At last: “If I had to visit you. As Harbinger.”
“Yes. What would you do?”
“I’d tell you.”
“Seriously?”
“Seriously.”
“You’d tell me that I was going to die?”
“It’s not always …”
“Screw that, I know it’s not always, but you’d be okay with it? You’d be fine doing that?”
“Yes.”
“After Syria, after seeing that, you’d be …”
“Sometimes people don’t want to know. It’s better not to. Your lover is hit by a car in the street, the pain of that, the sudden shock, a life in pieces, you don’t want to fear, you don’t want to think, knowing would be … but if I saw your name, I’d know. And maybe there would be nothing to be done, maybe it would be … and telling you would be the cruellest thing in the world, it would be unforgivable, it would be … but sometimes I am a warning. And I would move the sky to protect you. I would risk everything. If knowing is the price of living, then I will pay that price a thousand times. We all die. We don’t have to live our lives fearing it.”
And after:
“Long-term, your job is gonna be a problem.”
“I know.”
“When you started …”
“I did it for a lot of reasons, some good, many bad. I thought it would be an adventure, meet people, see the world, learn something … important. I thought I would be important. I’m not an important person, you see.”
“And now?”
“Now I still think the job is important, even if I’m not.”
“Why? Why is it important that you go before?” He opened his mouth to answer, but she stopped him. “For the living, I know. You go for the living. I get how that matters. But I’m telling you, five years, maybe, maybe that could be a thing, but after …”
“I know. We’ll see. We’ll find something together.”
Chapter 57
A few da
ys later, far from the shores of the sea, Agnes Young cleared her throat.

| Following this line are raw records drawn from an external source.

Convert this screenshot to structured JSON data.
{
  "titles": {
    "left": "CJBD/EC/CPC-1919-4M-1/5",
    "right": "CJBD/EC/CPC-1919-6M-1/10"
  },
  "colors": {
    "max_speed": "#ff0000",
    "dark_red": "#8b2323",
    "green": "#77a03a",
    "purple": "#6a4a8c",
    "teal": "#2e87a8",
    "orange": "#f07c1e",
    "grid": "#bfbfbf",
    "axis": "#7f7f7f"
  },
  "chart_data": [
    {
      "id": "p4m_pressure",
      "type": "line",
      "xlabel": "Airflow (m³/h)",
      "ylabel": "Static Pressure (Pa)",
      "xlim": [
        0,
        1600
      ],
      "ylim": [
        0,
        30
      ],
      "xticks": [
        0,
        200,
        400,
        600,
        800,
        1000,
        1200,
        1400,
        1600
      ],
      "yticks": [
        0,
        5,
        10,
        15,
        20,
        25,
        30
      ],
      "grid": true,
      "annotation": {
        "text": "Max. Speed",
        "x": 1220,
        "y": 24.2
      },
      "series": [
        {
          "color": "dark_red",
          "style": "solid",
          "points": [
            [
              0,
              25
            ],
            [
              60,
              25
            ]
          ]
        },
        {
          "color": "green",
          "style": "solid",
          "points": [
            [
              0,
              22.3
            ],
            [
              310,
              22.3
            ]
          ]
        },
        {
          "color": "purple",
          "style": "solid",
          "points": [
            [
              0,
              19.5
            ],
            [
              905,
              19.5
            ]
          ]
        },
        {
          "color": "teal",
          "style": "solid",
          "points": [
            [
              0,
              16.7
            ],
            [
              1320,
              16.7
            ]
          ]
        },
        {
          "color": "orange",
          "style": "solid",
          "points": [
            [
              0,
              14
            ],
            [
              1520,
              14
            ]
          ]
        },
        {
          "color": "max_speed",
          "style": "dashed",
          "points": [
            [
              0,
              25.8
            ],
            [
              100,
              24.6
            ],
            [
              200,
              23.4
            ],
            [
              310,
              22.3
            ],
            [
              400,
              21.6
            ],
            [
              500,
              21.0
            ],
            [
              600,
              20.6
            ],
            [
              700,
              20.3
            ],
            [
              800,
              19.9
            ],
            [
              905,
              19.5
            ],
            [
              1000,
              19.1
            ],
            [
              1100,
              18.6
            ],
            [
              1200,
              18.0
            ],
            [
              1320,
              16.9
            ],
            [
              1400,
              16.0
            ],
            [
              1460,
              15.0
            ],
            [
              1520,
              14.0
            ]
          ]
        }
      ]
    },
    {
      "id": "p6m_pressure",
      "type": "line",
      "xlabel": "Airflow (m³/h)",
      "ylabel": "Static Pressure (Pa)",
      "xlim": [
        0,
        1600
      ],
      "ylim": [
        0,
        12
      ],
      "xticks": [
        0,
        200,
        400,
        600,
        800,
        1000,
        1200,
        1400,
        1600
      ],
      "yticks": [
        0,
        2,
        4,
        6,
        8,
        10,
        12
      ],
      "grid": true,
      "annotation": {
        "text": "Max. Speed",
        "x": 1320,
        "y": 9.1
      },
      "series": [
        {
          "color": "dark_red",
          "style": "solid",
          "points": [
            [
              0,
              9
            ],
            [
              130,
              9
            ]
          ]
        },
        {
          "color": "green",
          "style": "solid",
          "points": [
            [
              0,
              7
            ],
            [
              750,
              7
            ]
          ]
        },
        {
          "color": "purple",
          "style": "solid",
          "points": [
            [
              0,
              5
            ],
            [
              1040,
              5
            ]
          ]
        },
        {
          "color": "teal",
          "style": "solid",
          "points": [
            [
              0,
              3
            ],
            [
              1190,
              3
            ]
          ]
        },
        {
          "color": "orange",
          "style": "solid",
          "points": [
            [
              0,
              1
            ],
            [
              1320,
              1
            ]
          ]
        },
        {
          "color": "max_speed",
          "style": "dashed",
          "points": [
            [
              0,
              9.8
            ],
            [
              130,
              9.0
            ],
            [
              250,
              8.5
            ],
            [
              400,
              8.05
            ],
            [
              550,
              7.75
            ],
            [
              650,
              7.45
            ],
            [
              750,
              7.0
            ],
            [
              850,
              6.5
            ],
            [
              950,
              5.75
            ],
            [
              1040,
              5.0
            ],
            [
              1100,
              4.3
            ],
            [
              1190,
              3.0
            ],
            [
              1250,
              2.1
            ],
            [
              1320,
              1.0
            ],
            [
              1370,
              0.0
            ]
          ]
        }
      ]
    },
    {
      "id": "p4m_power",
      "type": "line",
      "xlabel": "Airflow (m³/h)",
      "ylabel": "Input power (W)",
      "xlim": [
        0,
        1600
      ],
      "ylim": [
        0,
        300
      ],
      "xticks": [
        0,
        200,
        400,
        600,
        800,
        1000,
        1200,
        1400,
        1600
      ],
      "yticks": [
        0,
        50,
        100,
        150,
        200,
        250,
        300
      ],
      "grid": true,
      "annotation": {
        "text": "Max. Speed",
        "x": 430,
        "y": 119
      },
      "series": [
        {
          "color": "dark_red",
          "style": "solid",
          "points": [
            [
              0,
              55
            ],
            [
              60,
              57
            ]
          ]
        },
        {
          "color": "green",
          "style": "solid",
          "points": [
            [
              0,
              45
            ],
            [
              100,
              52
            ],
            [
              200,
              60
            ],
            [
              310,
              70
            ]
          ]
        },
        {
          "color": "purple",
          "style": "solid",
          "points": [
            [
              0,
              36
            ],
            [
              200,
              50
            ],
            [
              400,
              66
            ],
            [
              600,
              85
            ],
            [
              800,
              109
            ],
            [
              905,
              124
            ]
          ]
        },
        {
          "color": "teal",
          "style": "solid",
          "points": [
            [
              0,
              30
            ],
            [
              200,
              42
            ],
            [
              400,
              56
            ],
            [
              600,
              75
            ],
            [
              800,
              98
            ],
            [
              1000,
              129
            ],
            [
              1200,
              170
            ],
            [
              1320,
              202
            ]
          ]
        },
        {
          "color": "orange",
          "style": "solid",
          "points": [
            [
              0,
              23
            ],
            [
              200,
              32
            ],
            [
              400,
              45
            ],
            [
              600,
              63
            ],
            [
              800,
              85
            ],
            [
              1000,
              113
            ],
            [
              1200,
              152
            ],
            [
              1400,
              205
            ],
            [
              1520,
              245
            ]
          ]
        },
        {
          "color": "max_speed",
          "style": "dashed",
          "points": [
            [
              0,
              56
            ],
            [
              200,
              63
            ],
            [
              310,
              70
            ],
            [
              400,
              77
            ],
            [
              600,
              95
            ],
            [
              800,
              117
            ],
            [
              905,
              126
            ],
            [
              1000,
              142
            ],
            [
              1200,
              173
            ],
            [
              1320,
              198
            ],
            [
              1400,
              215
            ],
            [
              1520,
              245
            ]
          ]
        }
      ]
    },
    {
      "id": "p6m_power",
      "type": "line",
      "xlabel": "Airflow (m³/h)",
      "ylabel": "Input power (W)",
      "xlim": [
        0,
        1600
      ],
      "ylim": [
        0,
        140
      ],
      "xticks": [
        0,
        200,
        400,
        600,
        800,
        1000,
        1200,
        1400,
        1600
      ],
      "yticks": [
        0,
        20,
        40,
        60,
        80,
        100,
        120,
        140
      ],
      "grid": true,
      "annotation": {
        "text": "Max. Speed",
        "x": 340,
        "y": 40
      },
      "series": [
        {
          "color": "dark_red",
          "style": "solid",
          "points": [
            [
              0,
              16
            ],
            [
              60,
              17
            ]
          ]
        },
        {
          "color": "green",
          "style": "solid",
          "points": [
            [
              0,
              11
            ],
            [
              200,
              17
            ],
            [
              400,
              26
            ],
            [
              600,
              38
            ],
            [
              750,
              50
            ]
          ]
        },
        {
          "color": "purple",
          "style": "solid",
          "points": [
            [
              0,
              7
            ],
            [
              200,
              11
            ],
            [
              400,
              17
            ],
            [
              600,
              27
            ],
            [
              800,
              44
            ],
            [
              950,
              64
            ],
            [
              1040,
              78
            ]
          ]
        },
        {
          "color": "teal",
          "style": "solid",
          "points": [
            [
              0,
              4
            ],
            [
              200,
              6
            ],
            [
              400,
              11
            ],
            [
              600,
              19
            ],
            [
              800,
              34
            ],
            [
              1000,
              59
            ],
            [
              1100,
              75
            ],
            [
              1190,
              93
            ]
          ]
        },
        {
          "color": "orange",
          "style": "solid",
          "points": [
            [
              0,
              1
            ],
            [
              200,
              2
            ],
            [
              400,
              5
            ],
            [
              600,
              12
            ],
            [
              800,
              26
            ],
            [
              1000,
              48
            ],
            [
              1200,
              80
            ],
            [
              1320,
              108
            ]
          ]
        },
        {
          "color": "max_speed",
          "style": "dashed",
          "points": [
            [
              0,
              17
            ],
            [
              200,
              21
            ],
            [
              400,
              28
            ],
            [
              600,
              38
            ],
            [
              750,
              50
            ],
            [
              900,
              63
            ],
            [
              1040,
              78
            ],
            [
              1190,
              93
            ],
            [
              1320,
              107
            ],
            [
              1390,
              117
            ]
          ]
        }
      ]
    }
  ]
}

“So yeah, I didn’t think like, I’d ever be doing anything like this or nothing, but I guess like, things don’t turn out the way you planned. My grandad, he was—well, you’re all here, so I guess you know what he was. He was good. There’s lots of big words you can use as well, like as how he was funny and generous and patient, always patient, even when you just wanted him to start shouting at you ’cos of how that’d be easier, like, easier to be angry with him if he’s angry and you’re just even more pissed that he ain’t—but look, those words, they’re … they’re just like the icing, you know? They’re the words that come from the word that means everything for him. He was good. He was a good man. And there’s lots of people in this world who think they’re good, and I don’t think he was one of them. He was a man who just thought that it was what you did, helping people, caring about people, seeing strangers and giving a damn, and a lot of people say they think about that and don’t really, and that doesn’t make them bad, but he never said it, and always did it, and so he was good.
“He died in the nursing home. He didn’t really want to be there, I think, never wanted to leave his home, but that wasn’t a choice he got to make. He didn’t leave much, but what he left matters more than anything that gets written in no will. He left memories; he left an idea of a way of doing things. He left us all changed. I ain’t who I thought I’d be, and ’cos of him, I think I’m better. He never liked to make a fuss, but he never turned away from the battles that needed to be fought, not ’cos he was angry or scared of losing what he had, but because the fight was good and the cause was right, and because sometimes you gotta fight for the quiet man, the best of ways. A world is ending, and there is no bringing it back, and we carry on. He taught me that, and as I live, and as you remember, he lives too, always, with us.”